Ink-Stained Mornings

 Every morning, Maira woke up before the city did.

The kettle sang softly as she prepared her tea, its steam curling into the quiet like a secret. Outside, the windows breathed in the hush of the wind, the streets still half-asleep. Her desk waited for her patiently—or maybe it was just her laptop, already smudged with fingerprints and yesterday’s doubts, ready to be opened again.

Once, she believed writers were born knowing what to say in their first drafts. She imagined words arriving fully formed, sentences obedient and confident. Time, however, taught her otherwise. Writing was not a gift handed down intact; it was learned slowly, stubbornly, through hours of uncertainty. Writers, she realised, were simply people who sat down with doubt and stayed longer than most.

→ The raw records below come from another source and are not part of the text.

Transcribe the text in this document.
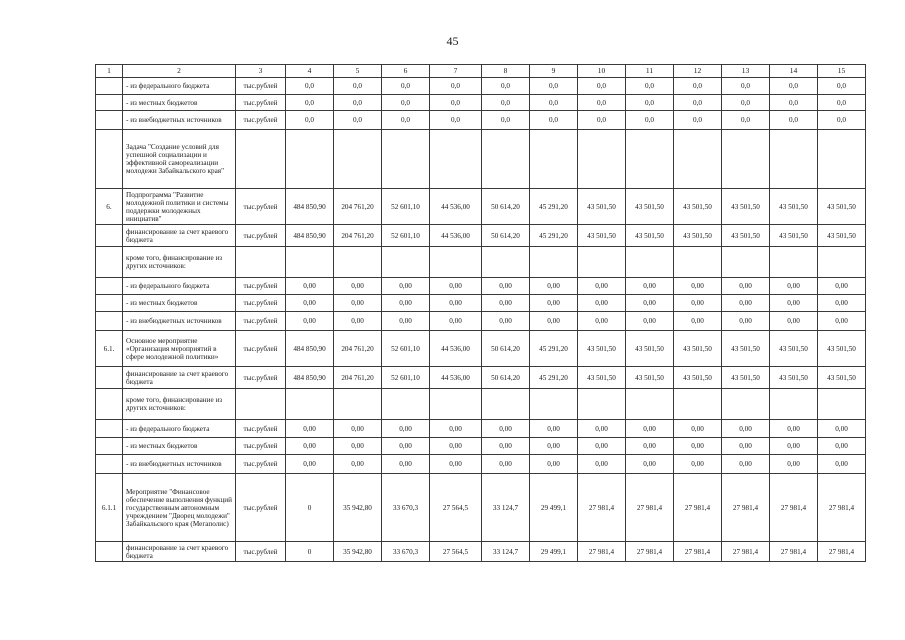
45
1	2	3	4	5	6	7	8	9	10	11	12	13	14	15
	- из федерального бюджета	тыс.рублей	0,0	0,0	0,0	0,0	0,0	0,0	0,0	0,0	0,0	0,0	0,0	0,0
	- из местных бюджетов	тыс.рублей	0,0	0,0	0,0	0,0	0,0	0,0	0,0	0,0	0,0	0,0	0,0	0,0
	- из внебюджетных источников	тыс.рублей	0,0	0,0	0,0	0,0	0,0	0,0	0,0	0,0	0,0	0,0	0,0	0,0
	Задача "Создание условий для успешной социализации и эффективной самореализации молодежи Забайкальского края"													
6.	Подпрограмма "Развитие молодежной политики и системы поддержки молодежных инициатив"	тыс.рублей	484 850,90	204 761,20	52 601,10	44 536,00	50 614,20	45 291,20	43 501,50	43 501,50	43 501,50	43 501,50	43 501,50	43 501,50
	финансирование за счет краевого бюджета	тыс.рублей	484 850,90	204 761,20	52 601,10	44 536,00	50 614,20	45 291,20	43 501,50	43 501,50	43 501,50	43 501,50	43 501,50	43 501,50
	кроме того, финансирование из других источников:													
	- из федерального бюджета	тыс.рублей	0,00	0,00	0,00	0,00	0,00	0,00	0,00	0,00	0,00	0,00	0,00	0,00
	- из местных бюджетов	тыс.рублей	0,00	0,00	0,00	0,00	0,00	0,00	0,00	0,00	0,00	0,00	0,00	0,00
	- из внебюджетных источников	тыс.рублей	0,00	0,00	0,00	0,00	0,00	0,00	0,00	0,00	0,00	0,00	0,00	0,00
6.1.	Основное мероприятие «Организация мероприятий в сфере молодежной политики»	тыс.рублей	484 850,90	204 761,20	52 601,10	44 536,00	50 614,20	45 291,20	43 501,50	43 501,50	43 501,50	43 501,50	43 501,50	43 501,50
	финансирование за счет краевого бюджета	тыс.рублей	484 850,90	204 761,20	52 601,10	44 536,00	50 614,20	45 291,20	43 501,50	43 501,50	43 501,50	43 501,50	43 501,50	43 501,50
	кроме того, финансирование из других источников:													
	- из федерального бюджета	тыс.рублей	0,00	0,00	0,00	0,00	0,00	0,00	0,00	0,00	0,00	0,00	0,00	0,00
	- из местных бюджетов	тыс.рублей	0,00	0,00	0,00	0,00	0,00	0,00	0,00	0,00	0,00	0,00	0,00	0,00
	- из внебюджетных источников	тыс.рублей	0,00	0,00	0,00	0,00	0,00	0,00	0,00	0,00	0,00	0,00	0,00	0,00
6.1.1	Мероприятие "Финансовое обеспечение выполнения функций государственным автономным учреждением "Дворец молодежи" Забайкальского края (Мегаполис)	тыс.рублей	0	35 942,80	33 670,3	27 564,5	33 124,7	29 499,1	27 981,4	27 981,4	27 981,4	27 981,4	27 981,4	27 981,4
	финансирование за счет краевого бюджета	тыс.рублей	0	35 942,80	33 670,3	27 564,5	33 124,7	29 499,1	27 981,4	27 981,4	27 981,4	27 981,4	27 981,4	27 981,4
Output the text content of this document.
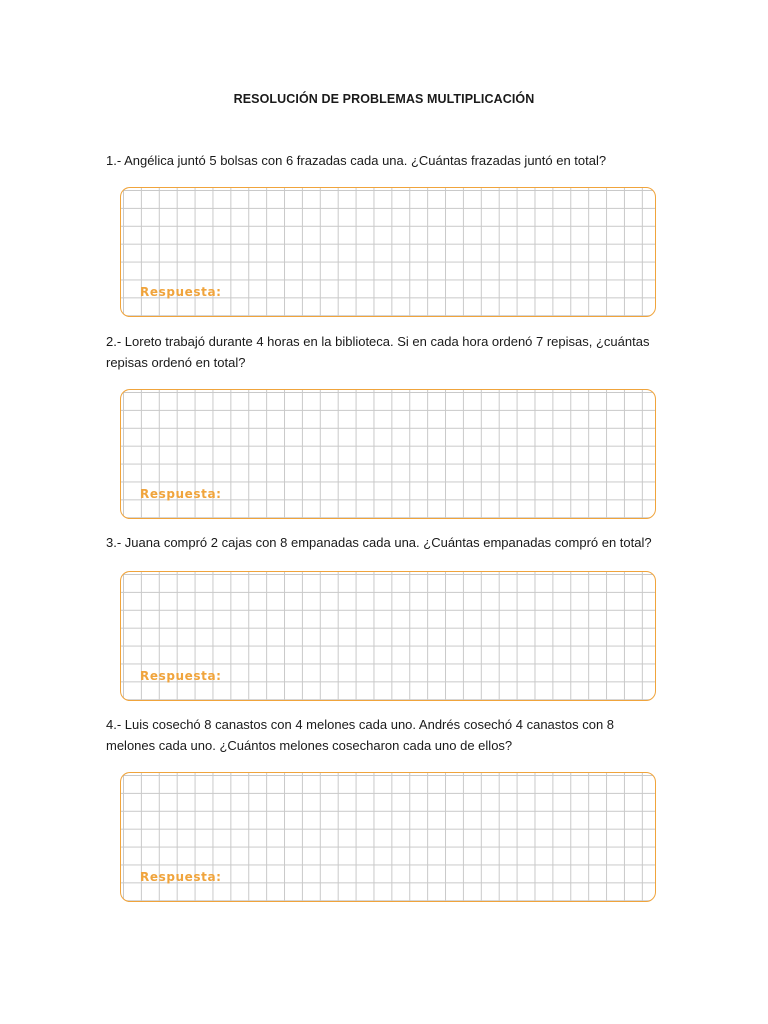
RESOLUCIÓN DE PROBLEMAS MULTIPLICACIÓN
1.- Angélica juntó 5 bolsas con 6 frazadas cada una. ¿Cuántas frazadas juntó en total?
Respuesta:
2.- Loreto trabajó durante 4 horas en la biblioteca. Si en cada hora ordenó 7 repisas, ¿cuántas repisas ordenó en total?
Respuesta:
3.- Juana compró 2 cajas con 8 empanadas cada una. ¿Cuántas empanadas compró en total?
Respuesta:
4.- Luis cosechó 8 canastos con 4 melones cada uno. Andrés cosechó 4 canastos con 8 melones cada uno. ¿Cuántos melones cosecharon cada uno de ellos?
Respuesta:
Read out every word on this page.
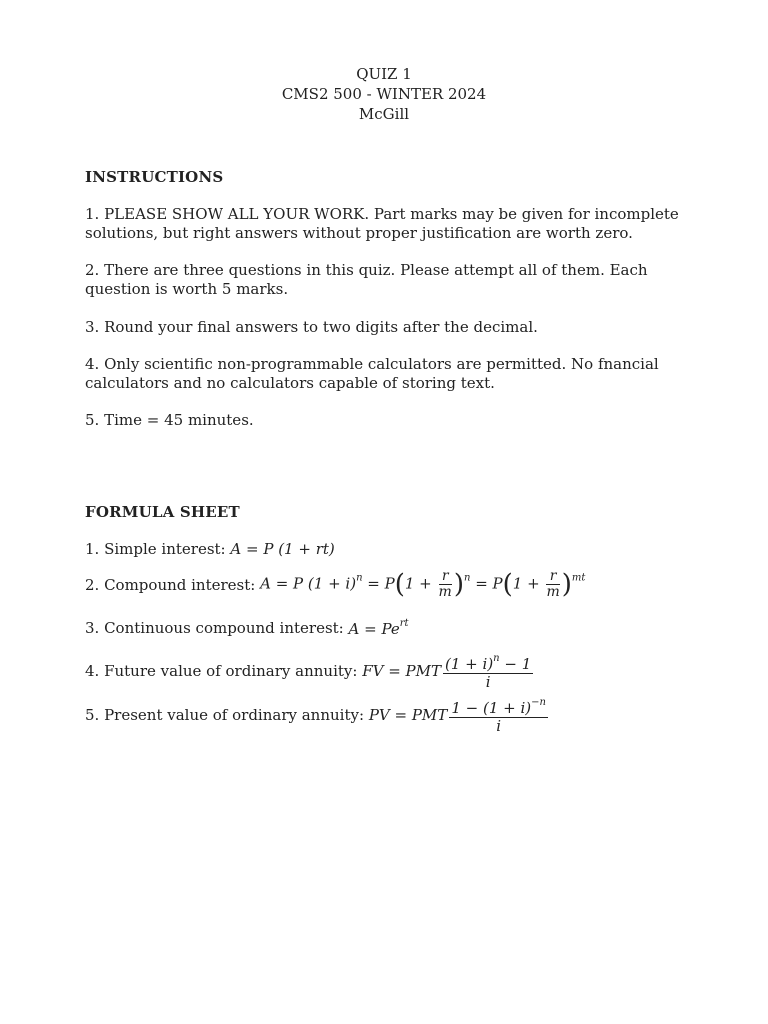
QUIZ 1
CMS2 500 - WINTER 2024
McGill
INSTRUCTIONS
1. PLEASE SHOW ALL YOUR WORK. Part marks may be given for incomplete solutions, but right answers without proper justification are worth zero.
2. There are three questions in this quiz. Please attempt all of them. Each question is worth 5 marks.
3. Round your final answers to two digits after the decimal.
4. Only scientific non-programmable calculators are permitted. No fnancial calculators and no calculators capable of storing text.
5. Time = 45 minutes.
FORMULA SHEET
1. Simple interest:
A = P (1 + rt)
2. Compound interest:
A = P $(1 + i)^n = P(1 + \frac{r}{m} )^n = P(1 + \frac{r}{m} )^{mt}$
3. Continuous compound interest:
$A = Pe^{rt}$
4. Future value of ordinary annuity:
FV = PMT $\frac{(1 + i)^n - 1}{i}$
5. Present value of ordinary annuity:
PV = PMT $\frac{1 - (1 + i)^{-n}}{i}$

Some mornings, the words came too fast. Her fingers raced ahead of her thoughts, sentences spilling out messy and unkind, as if demanding to exist no matter the cost. Other days, the screen stared back at her blank and unblinking. A single sentence would hover in her mind, fragile and unsure, only to disappear the moment she tried to type it. On those days, she deleted more than she wrote. Still, she stayed.

She learned that showing up mattered more than feeling inspired. Stories, after all, were shy creatures. They recoiled when chased too hard, hid when demanded. They appeared only when she loosened her grip—when she wrote without expectation, without asking them to be perfect.

Most people never quite understood that writing was never really about finishing the manuscript or reaching the final page. It was about returning to the desk the next morning, tea growing cold beside her, cursor blinking patiently. It was about trying again—despite the doubt that filled the room, despite the fear that today might be another empty page.

And so, every morning, before the city remembered how to speak, Maira wrote.
Not because the words were easy, but because she believed that if she stayed long enough, they would eventually come looking for her.